I came across this discussion on a pathologist bulletin board recently. The original post and responses are from May and I have again scrubbed the names (when used) to protect the innocent.
What I like about this post is the fact it was started by a pathologist working in a GI POD lab. This remains a topic of discussion in pathology practice, although their days may be numbered.
Nevertheless, previous posts on this topic remain one of the most visited pages on this blog and I think this small discussion, largely by pathologists, highlights the issues. One concern that all of us deal with and we could argue that there is no financial disincentive not to, is the topic of "automatic" special stains in GI biopsies. Personally, I have not worked anywhere that does this routinely, largely for the reasons below, but realize several labs do, including specialty POD labs, academic and private groups alike. The other issue of course is the self-referral business and doing more biopsies perhaps than would normally be indicated.
I’m working in-house for a gastroenterology group as an "independent contractor" pathologist. Before my arrival at the GI office, its pathology operation had been set up by a consultant to maximize income.
I have some ethical and possibly legal/regulatory concerns. First is the matter of whether or not the gastroenterologists might be performing excessive numbers of biopsies, given their financial interest– but this is something over which I clearly have no control.
Of more direct concern to me is the protocol of default performance of special stains on all gastric and esophageal biopsies. Billing for the special stains is "automatic" from the time of specimen accession. Some of these stains I consider so pointless that I just sign them out as "non-contributory".

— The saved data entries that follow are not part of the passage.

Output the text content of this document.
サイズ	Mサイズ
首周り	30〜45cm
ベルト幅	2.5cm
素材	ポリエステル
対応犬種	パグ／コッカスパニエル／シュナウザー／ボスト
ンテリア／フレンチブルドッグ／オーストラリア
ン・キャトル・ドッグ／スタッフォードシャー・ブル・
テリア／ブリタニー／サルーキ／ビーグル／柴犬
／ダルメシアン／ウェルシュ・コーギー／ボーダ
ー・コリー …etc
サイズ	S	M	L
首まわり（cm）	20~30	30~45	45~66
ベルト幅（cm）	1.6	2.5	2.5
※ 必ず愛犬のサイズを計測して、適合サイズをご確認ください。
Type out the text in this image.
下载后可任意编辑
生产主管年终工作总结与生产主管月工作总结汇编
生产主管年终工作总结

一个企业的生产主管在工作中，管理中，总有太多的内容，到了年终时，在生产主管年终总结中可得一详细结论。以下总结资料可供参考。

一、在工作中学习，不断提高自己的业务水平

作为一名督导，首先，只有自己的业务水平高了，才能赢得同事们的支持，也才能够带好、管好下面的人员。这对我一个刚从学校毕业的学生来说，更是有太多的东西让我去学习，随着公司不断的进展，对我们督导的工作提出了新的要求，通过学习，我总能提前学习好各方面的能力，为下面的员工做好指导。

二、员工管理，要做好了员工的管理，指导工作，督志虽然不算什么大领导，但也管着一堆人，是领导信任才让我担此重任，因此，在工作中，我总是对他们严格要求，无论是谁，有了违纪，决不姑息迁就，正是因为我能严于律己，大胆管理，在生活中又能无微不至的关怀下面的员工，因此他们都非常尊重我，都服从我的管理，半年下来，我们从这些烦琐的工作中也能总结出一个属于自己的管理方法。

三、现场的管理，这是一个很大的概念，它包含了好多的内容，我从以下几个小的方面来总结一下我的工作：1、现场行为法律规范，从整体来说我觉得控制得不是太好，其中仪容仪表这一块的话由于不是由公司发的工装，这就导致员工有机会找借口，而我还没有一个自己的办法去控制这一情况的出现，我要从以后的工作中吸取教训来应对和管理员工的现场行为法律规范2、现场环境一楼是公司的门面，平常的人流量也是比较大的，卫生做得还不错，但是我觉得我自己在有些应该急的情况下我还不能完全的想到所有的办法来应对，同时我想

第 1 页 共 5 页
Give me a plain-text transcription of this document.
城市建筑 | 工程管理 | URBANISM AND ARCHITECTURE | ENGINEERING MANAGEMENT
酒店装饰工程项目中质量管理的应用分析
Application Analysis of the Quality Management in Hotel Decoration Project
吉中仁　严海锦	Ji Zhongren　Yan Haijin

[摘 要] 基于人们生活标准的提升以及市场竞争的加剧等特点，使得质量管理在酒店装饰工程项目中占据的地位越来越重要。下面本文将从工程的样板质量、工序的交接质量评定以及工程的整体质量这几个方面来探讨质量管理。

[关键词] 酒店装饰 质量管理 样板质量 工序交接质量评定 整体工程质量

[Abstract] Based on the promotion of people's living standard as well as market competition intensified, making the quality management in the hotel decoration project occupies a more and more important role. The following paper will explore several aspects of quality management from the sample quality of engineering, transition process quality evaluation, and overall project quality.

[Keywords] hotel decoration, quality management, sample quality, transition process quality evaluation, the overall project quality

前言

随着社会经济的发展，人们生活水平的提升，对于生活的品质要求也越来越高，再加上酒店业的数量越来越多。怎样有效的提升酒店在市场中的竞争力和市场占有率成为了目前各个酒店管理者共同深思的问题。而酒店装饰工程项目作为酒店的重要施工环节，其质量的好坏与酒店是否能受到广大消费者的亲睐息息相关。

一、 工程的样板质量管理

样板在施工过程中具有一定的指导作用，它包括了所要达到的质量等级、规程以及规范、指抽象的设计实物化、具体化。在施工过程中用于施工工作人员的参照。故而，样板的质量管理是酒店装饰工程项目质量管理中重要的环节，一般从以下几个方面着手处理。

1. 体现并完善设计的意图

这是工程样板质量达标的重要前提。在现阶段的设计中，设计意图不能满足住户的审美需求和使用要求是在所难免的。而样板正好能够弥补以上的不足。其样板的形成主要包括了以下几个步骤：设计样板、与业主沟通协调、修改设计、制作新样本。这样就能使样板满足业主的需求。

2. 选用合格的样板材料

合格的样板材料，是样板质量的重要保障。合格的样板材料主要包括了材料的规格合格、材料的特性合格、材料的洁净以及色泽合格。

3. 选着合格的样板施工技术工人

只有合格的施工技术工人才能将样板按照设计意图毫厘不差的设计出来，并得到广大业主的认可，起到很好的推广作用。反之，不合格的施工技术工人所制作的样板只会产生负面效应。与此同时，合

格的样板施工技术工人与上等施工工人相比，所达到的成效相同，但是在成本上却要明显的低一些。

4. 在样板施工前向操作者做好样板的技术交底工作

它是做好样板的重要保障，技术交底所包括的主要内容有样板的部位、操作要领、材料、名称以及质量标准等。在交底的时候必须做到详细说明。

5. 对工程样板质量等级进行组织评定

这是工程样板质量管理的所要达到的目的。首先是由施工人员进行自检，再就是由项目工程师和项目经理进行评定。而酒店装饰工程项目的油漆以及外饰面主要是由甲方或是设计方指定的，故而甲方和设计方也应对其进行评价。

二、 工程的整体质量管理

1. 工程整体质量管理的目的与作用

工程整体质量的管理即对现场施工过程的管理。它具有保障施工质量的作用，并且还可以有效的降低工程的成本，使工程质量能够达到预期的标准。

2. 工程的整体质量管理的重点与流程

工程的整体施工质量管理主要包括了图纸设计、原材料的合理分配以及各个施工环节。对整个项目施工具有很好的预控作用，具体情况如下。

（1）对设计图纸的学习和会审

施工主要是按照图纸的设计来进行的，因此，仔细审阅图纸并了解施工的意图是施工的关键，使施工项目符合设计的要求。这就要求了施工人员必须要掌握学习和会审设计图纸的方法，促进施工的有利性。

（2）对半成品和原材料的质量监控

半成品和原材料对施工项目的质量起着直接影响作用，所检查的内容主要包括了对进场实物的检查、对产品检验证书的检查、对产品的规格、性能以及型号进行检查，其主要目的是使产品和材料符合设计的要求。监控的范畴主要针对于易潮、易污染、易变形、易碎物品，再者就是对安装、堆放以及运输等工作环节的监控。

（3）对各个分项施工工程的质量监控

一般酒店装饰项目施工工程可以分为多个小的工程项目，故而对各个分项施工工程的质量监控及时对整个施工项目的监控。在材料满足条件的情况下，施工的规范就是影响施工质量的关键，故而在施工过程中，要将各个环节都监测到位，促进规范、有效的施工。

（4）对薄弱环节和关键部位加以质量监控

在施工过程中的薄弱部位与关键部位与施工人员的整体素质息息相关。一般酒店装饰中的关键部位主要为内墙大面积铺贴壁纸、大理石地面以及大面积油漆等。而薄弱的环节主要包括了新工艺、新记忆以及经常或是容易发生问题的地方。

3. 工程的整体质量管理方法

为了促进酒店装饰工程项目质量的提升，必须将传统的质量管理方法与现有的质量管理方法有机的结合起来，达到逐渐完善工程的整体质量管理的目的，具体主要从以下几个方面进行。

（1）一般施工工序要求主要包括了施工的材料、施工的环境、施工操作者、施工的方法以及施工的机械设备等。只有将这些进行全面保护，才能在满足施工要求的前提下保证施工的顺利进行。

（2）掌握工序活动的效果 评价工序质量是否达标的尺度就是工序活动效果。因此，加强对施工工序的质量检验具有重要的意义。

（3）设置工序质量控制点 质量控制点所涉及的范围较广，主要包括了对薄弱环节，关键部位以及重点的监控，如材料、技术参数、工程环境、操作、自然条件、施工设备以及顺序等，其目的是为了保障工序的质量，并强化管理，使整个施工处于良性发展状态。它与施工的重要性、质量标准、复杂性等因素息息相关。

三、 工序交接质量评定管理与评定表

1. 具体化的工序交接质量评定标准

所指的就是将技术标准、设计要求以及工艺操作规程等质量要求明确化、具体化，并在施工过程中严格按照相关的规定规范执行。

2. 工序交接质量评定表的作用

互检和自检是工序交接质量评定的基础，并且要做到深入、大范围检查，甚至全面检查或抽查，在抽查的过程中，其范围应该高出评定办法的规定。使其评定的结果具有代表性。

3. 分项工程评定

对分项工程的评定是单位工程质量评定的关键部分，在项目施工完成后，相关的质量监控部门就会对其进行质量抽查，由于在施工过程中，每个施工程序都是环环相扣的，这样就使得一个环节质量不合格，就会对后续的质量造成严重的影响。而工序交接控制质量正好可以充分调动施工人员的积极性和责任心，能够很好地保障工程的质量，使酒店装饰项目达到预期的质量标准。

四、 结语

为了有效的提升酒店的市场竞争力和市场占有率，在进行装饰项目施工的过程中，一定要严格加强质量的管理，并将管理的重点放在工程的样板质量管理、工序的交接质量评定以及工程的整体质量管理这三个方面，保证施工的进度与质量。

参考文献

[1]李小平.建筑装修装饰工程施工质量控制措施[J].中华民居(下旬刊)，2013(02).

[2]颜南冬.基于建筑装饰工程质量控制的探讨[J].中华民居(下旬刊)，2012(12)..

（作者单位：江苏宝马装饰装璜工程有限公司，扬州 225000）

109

Questions for Discussion: 1. Do other GI practices also perform specials routinely, regardless of clinical context or H&E findings? 2. Is the automatic performance of special stains best classified as "standard practice", "outlier", or "egregious"? 3. Is the GI group at risk? If so, what are the specific risks, including their odds and magnitudes? 4. Even though I am neither ordering the special stains nor cashing the checks from the patients or insurers, am I at risk?
Response #1 of 4:
Interesting questions. I can’t comment at all on the legal "at risk" issues, but I do know that ordering some stains "up front" on GI biopsies is a pretty common practice in my area of the US. Although I agree that the special stains are often not helpful, it has been advocated by some experts (Montgomery in Biopsy Interpretation of GI Tract Mucosa, for example, recommends upfront ordering of Alcian Blue/PAS for upper GI biopsies although she says it is not essential – see page 1). We don’t get these stains upfront at my county hospital, but many of our local private hospital pathologists do, so I don’t think you are in the "egregious" category…
Response #2 of 4:
Special stains that are not required (noncontributory), but billed, are fraudulent. If you already see the H. pylori with H&E, why the histochemistry? If you already see the specialized intestinal metaplasia, why the histochemistry? If the special stain is not even appropriate (cluster of squames, ulcer bed, obvious carcinoma…) it is totally inappropriate to bill for it.
The G/I pathology in office ancillary services exception to Stark Medicare exception is already under scrutiny by the OIG (in part due to pod labs and specifically the Uropath lawsuit and because of the obvious financial incentive to biopsy once and bill twice) and likely is a cul-de-sac. I suggest you peruse / subscribe to Endoeconomics http://www.endocenters.com/endoeconomics.html
The spring 2008 issue suggests that this self referral scheme is not going to be around much longer. Your "colleagues" are already "in," so they will ride this scheme (including you) as long as they can. Speak openly and honestly with your G/I client and lay out your concerns. Tell them in writing that you want to be able to cancel the charge for special stains if it was performed, but non-contributory. If they are worthy of your regard as professionals, they will be amenable to addressing your concerns. If they are not, you should distance yourself from these scoundrels and report them to the OIG for Medicare fraud (and collect your whistle-blower reward) with specific examples that you happen to have handy from systematic inappropriate charges to Medicare patients.
Endoscopists are under compensation assault so they are rapacious. Don’t compromise yourself to offset their financial woes. Do not be part of what is WRONG with American Medicine.
Response #3 of 4:
[Anonymous], a superb answer. The difference between right and wrong is often very clear indeed and if you want to sleep at night…
Response #4 of 4:
A local GI group has an in-house path lab. The members don’t seem sleepy, but are currently doing a prospective study to determine whether or not their biopsy rates have increased since instituting in-house billing. What they’ll do if the results show an increase,(I’d bet on it,) will be interesting. One of their members still argues about the necessity of 6-7 minute cecum-rectum times.